Virasoro flow, monodromy, and indecomposable structures in critical AdS$_3$ topologically massive gravity

TL;DR

This paper develops a representation-theoretic framework for understanding the role of monodromy and indecomposable structures in the asymptotic symmetry evolution of critical topologically massive gravity at the chiral point.

Contribution

It introduces a unified complex flow description of symmetry evolution, highlighting the emergence of logarithmic modes and indecomposable structures in the theory.

Findings

L_0 becomes non-diagonalizable with a nilpotent component at the chiral point.

Logarithmic modes are natural generalized eigenstates of L_0.

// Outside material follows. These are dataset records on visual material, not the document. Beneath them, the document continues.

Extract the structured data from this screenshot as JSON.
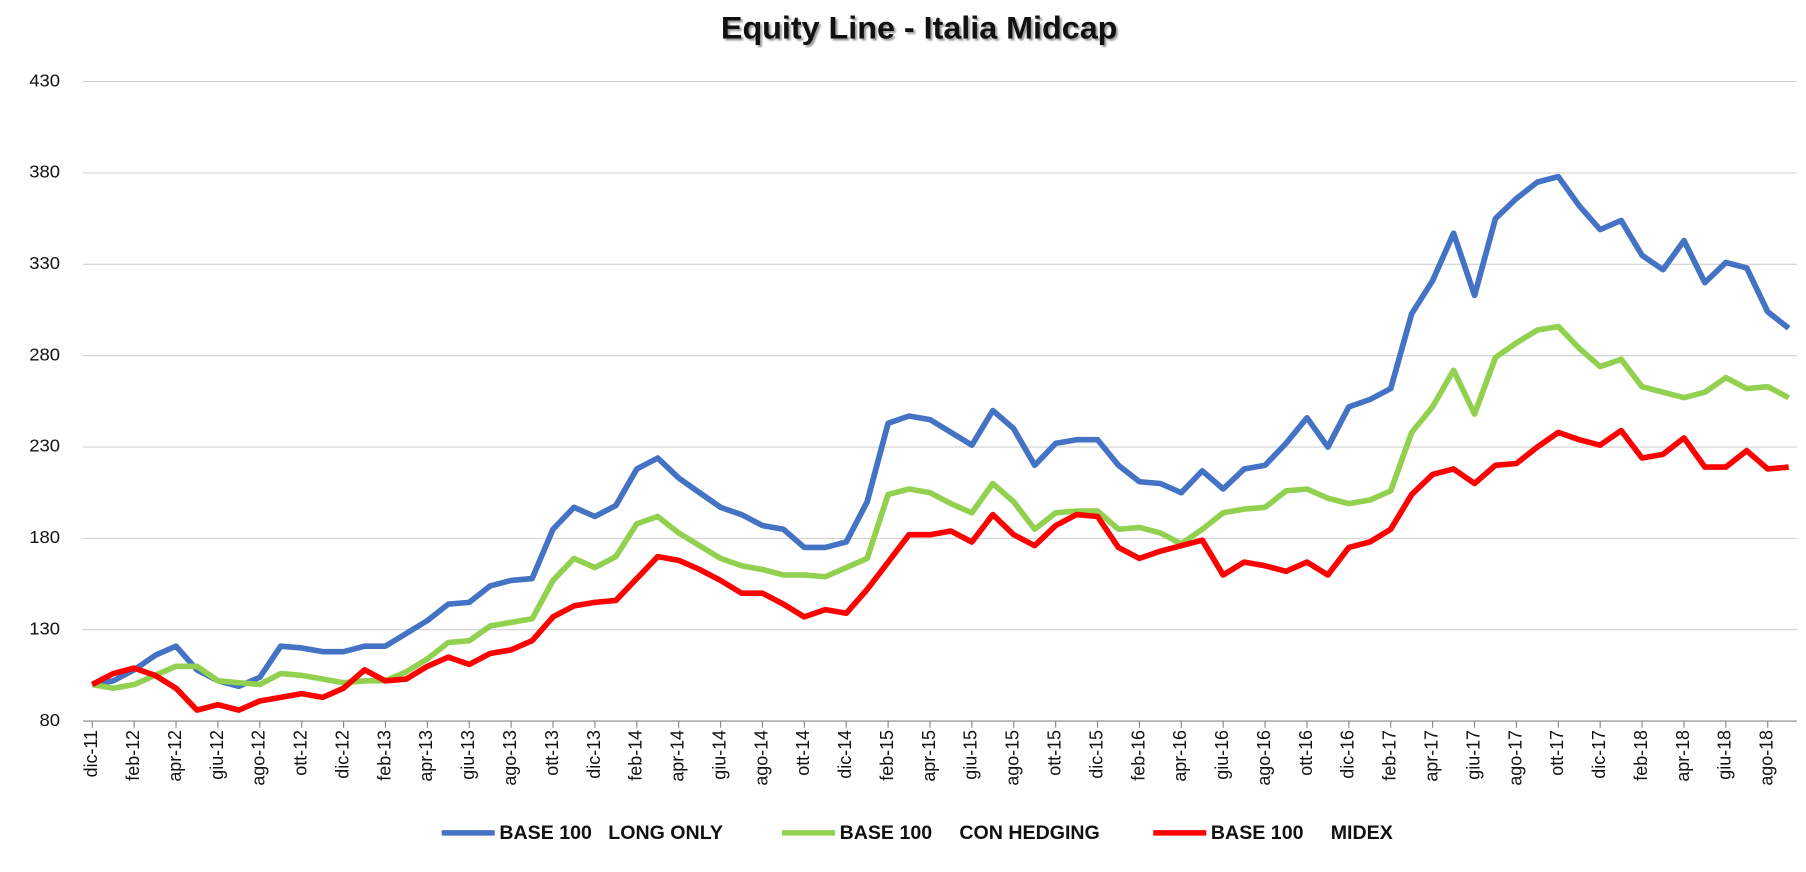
{
  "chart_data": {
    "type": "line",
    "title": "Equity Line - Italia Midcap",
    "categories": [
      "dic-11",
      null,
      "feb-12",
      null,
      "apr-12",
      null,
      "giu-12",
      null,
      "ago-12",
      null,
      "ott-12",
      null,
      "dic-12",
      null,
      "feb-13",
      null,
      "apr-13",
      null,
      "giu-13",
      null,
      "ago-13",
      null,
      "ott-13",
      null,
      "dic-13",
      null,
      "feb-14",
      null,
      "apr-14",
      null,
      "giu-14",
      null,
      "ago-14",
      null,
      "ott-14",
      null,
      "dic-14",
      null,
      "feb-15",
      null,
      "apr-15",
      null,
      "giu-15",
      null,
      "ago-15",
      null,
      "ott-15",
      null,
      "dic-15",
      null,
      "feb-16",
      null,
      "apr-16",
      null,
      "giu-16",
      null,
      "ago-16",
      null,
      "ott-16",
      null,
      "dic-16",
      null,
      "feb-17",
      null,
      "apr-17",
      null,
      "giu-17",
      null,
      "ago-17",
      null,
      "ott-17",
      null,
      "dic-17",
      null,
      "feb-18",
      null,
      "apr-18",
      null,
      "giu-18",
      null,
      "ago-18",
      null
    ],
    "series": [
      {
        "name": "BASE 100   LONG ONLY",
        "color": "#4472c4",
        "values": [
          100,
          102,
          108,
          116,
          121,
          108,
          102,
          99,
          104,
          121,
          120,
          118,
          118,
          121,
          121,
          128,
          135,
          144,
          145,
          154,
          157,
          158,
          185,
          197,
          192,
          198,
          218,
          224,
          213,
          205,
          197,
          193,
          187,
          185,
          175,
          175,
          178,
          200,
          243,
          247,
          245,
          238,
          231,
          250,
          240,
          220,
          232,
          234,
          234,
          220,
          211,
          210,
          205,
          217,
          207,
          218,
          220,
          232,
          246,
          230,
          252,
          256,
          262,
          303,
          321,
          347,
          313,
          355,
          366,
          375,
          378,
          362,
          349,
          354,
          335,
          327,
          343,
          320,
          331,
          328,
          304,
          295
        ]
      },
      {
        "name": "BASE 100     CON HEDGING",
        "color": "#92d050",
        "values": [
          100,
          98,
          100,
          105,
          110,
          110,
          102,
          101,
          100,
          106,
          105,
          103,
          101,
          102,
          102,
          107,
          114,
          123,
          124,
          132,
          134,
          136,
          157,
          169,
          164,
          170,
          188,
          192,
          183,
          176,
          169,
          165,
          163,
          160,
          160,
          159,
          164,
          169,
          204,
          207,
          205,
          199,
          194,
          210,
          200,
          185,
          194,
          195,
          195,
          185,
          186,
          183,
          177,
          185,
          194,
          196,
          197,
          206,
          207,
          202,
          199,
          201,
          206,
          238,
          252,
          272,
          248,
          279,
          287,
          294,
          296,
          284,
          274,
          278,
          263,
          260,
          257,
          260,
          268,
          262,
          263,
          257
        ]
      },
      {
        "name": "BASE 100     MIDEX",
        "color": "#ff0000",
        "values": [
          100,
          106,
          109,
          105,
          98,
          86,
          89,
          86,
          91,
          93,
          95,
          93,
          98,
          108,
          102,
          103,
          110,
          115,
          111,
          117,
          119,
          124,
          137,
          143,
          145,
          146,
          158,
          170,
          168,
          163,
          157,
          150,
          150,
          144,
          137,
          141,
          139,
          152,
          167,
          182,
          182,
          184,
          178,
          193,
          182,
          176,
          187,
          193,
          192,
          175,
          169,
          173,
          176,
          179,
          160,
          167,
          165,
          162,
          167,
          160,
          175,
          178,
          185,
          204,
          215,
          218,
          210,
          220,
          221,
          230,
          238,
          234,
          231,
          239,
          224,
          226,
          235,
          219,
          219,
          228,
          218,
          219
        ]
      }
    ],
    "ylim": [
      80,
      430
    ],
    "yticks": [
      80,
      130,
      180,
      230,
      280,
      330,
      380,
      430
    ],
    "grid": true,
    "legend": "bottom"
  }
}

The sector decomposition aligns with invariant and generalized invariant subspaces.

Abstract

We develop a representation-theoretic framework for the relation between asymptotic symmetry evolution and monodromy in critical topologically massive gravity at the chiral point $\mu \ell=1$. We show that continuous evolution generated by the Virasoro zero mode $L_0$ and analytic continuation around branch points can be unified as different regimes of a single complex one-parameter flow. At the chiral point, $L_0$ becomes non-diagonalizable and takes the form $L_0=h \mathbf{1}+N$, with $N$ nilpotent. We demonstrate that this nilpotent component governs identical mixing structures in both real and imaginary flow parameters, producing linear mixing under continuous evolution and logarithmic mixing under monodromy. In this sense, the logarithmic sector is characterized by a single indecomposable structure in state space probed uniformly by both transformations. Logarithmic modes arise naturally as generalized eigenstates of $L_0$, and the sector decomposition admits an algebraic interpretation in terms of invariant and generalized invariant subspaces. This provides a unified description of logarithmic structures in critical topologically massive gravity and clarifies their role in the representation theory of asymptotic symmetries.